Pandora Launches In Australia
Pandora has today launched officially in Australia and NZ after a soft launch a few months ago. It joins a slew of already established music streaming platforms like Spotify, Rdio, Deezer (France) and Telstra’s incoming MOG platform in what will undoubtedly be the new battleground for the white earbud generation in years to come.
Pandora, obviously, has something a lot of these other new-fangled apps don’t; pedigree. It’s got a massive penetration in the US and UK, is working on new innovations such as in-car integration with smartphones (in Australia, this deal is being struck with Holden) and is much more about discovery than simply getting your hands on all the Pitbull tunes you can at one time.
The algorithm, developed by founder Tim Westergren and his expanding collegiate of tune boffins who are now spread across America, is so deep and complex that it’s safe to say there isn’t anything like it in the world. Westergren has dubbed it the Music Genome Project, which basically consists of really smart kids determining how to categorise a piece of music based on a whole lot of characteristics which then help them be cross-referenced easier every time you search. It’s these things that make Pandora’s flagship radio station (seriously, I used it a bit when I was overseas and it is unbelievable) kick the arse of its competitors.
You literally type in one artists or song and somehow the machine comes up with hours of music, not just of the obvious artists, like A Taylor Swift for a Katy Perry, but of people who actually sound similar and that you’ve probably never heard of. There are hundreds and thousands of unsigned bands and singers who are categorised using the same formula, so the chances of finding someone new to you love is even higher.

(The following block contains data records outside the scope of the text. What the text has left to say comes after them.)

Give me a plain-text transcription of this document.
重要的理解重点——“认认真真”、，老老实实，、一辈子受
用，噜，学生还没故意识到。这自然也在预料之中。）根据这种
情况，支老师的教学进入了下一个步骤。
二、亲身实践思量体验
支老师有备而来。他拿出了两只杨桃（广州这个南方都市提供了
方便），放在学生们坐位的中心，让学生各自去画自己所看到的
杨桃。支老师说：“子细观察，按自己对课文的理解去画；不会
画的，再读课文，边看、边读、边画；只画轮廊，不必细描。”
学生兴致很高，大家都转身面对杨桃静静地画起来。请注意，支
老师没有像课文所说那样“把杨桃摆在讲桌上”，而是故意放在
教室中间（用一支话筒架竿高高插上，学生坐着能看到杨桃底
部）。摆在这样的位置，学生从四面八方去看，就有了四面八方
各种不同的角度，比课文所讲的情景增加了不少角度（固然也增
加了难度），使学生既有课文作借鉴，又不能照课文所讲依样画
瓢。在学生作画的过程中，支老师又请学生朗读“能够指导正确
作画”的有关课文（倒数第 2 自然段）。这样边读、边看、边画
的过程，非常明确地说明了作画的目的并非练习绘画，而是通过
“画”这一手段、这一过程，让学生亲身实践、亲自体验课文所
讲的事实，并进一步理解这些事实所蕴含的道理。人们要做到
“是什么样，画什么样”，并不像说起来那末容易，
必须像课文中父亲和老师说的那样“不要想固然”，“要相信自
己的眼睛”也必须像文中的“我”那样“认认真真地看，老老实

If you don’t feel like making your own million-song playlist, but don’t want to be flooded with the same old crap, one imagines Pandora will be your best friend. How legitimate it is now that Spotofy et al have had the jump on them here remains to be seen, but people who work dayjobs that entail them sitting in front of a computer all day have probably just found their new best friend. The local version will include all your favourites, which means 12 hours of bands that sound like Killing Heidi for yours truly, Seriously. How great were they?